HDP Eş Genel Başkanı Demirtaş, Meclis'te "Barış İsteyenler Grubu" ile bir araya geldi. Demirtaş, halkın direnişine destek vererek, "Dimdik duran halkımızın ellerinden öpüyorum" dedi.
"Barış İsteyenler Grubu", Meclis'te HDP Eş Genel Başkanı Selahattin Demirtaş ile ortak basın toplantısı düzenledi. Grup üyelerini HDP Grup Toplantısı Salonu önünde HDP milletvekilleri Sırrı Süreyya Önder ve Altan Tan karşıladı. Toplantıda Barış İsteyenler Grubu heyetinden Baskın Oran, Oya Baydar, Ali Bayramoğlu, Nurcan Baysal, Ahmet Faruk Ünsal, Kezban Hatemi, Raci Bilici, Gülseren Onanç, Selim Ölçer, Nesrin Nas, Ayşe Erzan, Tarık Çelenk ve Mebuse Tekay yer aldı. Toplantıya HDP heyetinden ise HDP Grup Başkanvekili İdris Baluken ile HDP milletvekilleri Osman Baydemir ve Gülser Yıldırım katıldı.
'SAVAŞ İYİ NİYETLE DURDURULMAZ'
Demirtaş, toplantıdaki konuşmasında şu hususlara dikkat çekti:
"Siyasetçiler bazen siyasetin zorlukları, gerçekliği karşısında kapıları açamayabilirler ama sizler gibi toplumun vicdanını temsil eden aydınlar, adaletten yana olanlar ve her daim haktan yana olanlar en sıkı kapalı kapıları sonuna kadar açabilirler.
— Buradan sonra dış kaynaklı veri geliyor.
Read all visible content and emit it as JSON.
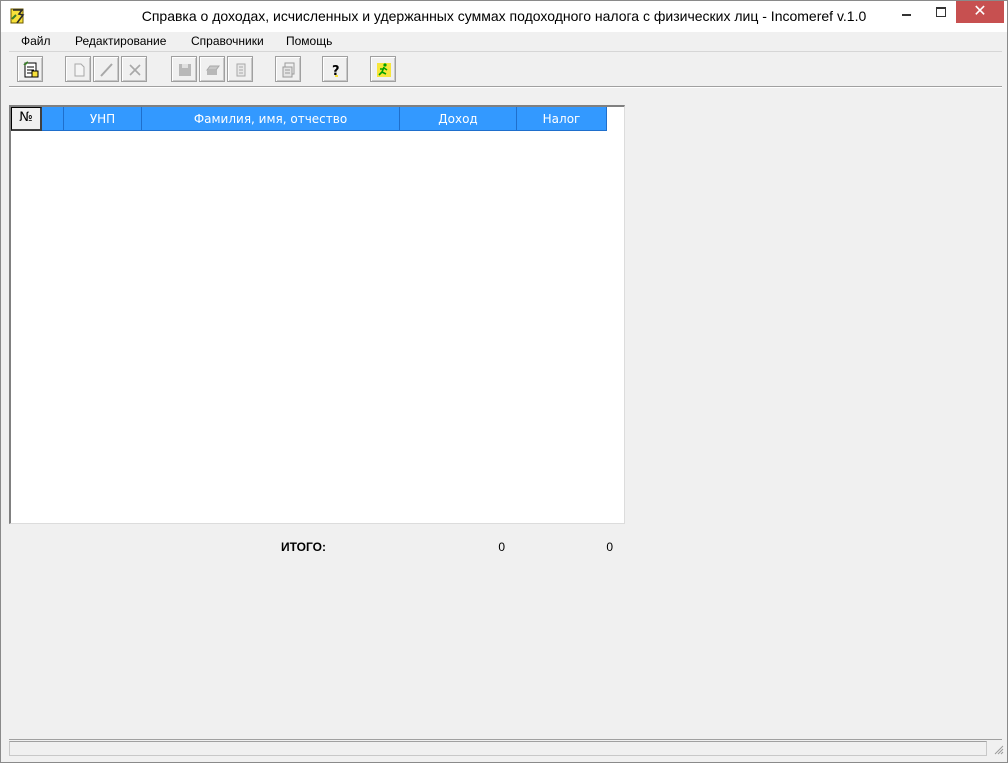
{
  "window": {
    "title": "Справка о доходах, исчисленных и удержанных суммах подоходного налога с физических лиц - Incomeref v.1.0",
    "controls": {
      "minimize": "minimize-icon",
      "maximize": "maximize-icon",
      "close": "✕"
    }
  },
  "menu": {
    "items": [
      {
        "label": "Файл"
      },
      {
        "label": "Редактирование"
      },
      {
        "label": "Справочники"
      },
      {
        "label": "Помощь"
      }
    ]
  },
  "toolbar": {
    "buttons": [
      {
        "icon": "open-document-icon",
        "enabled": true
      },
      {
        "icon": "new-document-icon",
        "enabled": false
      },
      {
        "icon": "edit-pencil-icon",
        "enabled": false
      },
      {
        "icon": "delete-x-icon",
        "enabled": false
      },
      {
        "icon": "save-disk-icon",
        "enabled": false
      },
      {
        "icon": "print-icon",
        "enabled": false
      },
      {
        "icon": "page-icon",
        "enabled": false
      },
      {
        "icon": "report-icon",
        "enabled": false
      },
      {
        "icon": "help-icon",
        "enabled": true
      },
      {
        "icon": "exit-icon",
        "enabled": true
      }
    ]
  },
  "grid": {
    "columns": [
      {
        "label": "№"
      },
      {
        "label": ""
      },
      {
        "label": "УНП"
      },
      {
        "label": "Фамилия, имя, отчество"
      },
      {
        "label": "Доход"
      },
      {
        "label": "Налог"
      }
    ],
    "rows": []
  },
  "totals": {
    "label": "ИТОГО:",
    "income": "0",
    "tax": "0"
  },
  "colors": {
    "header_bg": "#3399ff",
    "window_bg": "#f0f0f0",
    "close_button": "#c75050"
  }
}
Biz bu girişimin böyle bir potansiyeli olduğunu düşünüyoruz, inanıyoruz. Buraya gelişiniz bile bu kapıyı başlı başına zorlamıştır. Kapalı kapıları, sıkılı yumrukları zorlamıştır. HDP olarak kurulduğumuz günden bu yana, geleneğini devraldığımız siyaset dahil olmak üzere hiçbir zaman hiçbir sorunun şiddetle çözüleceğine inanmadık. Bugün de farklı bir noktada değiliz.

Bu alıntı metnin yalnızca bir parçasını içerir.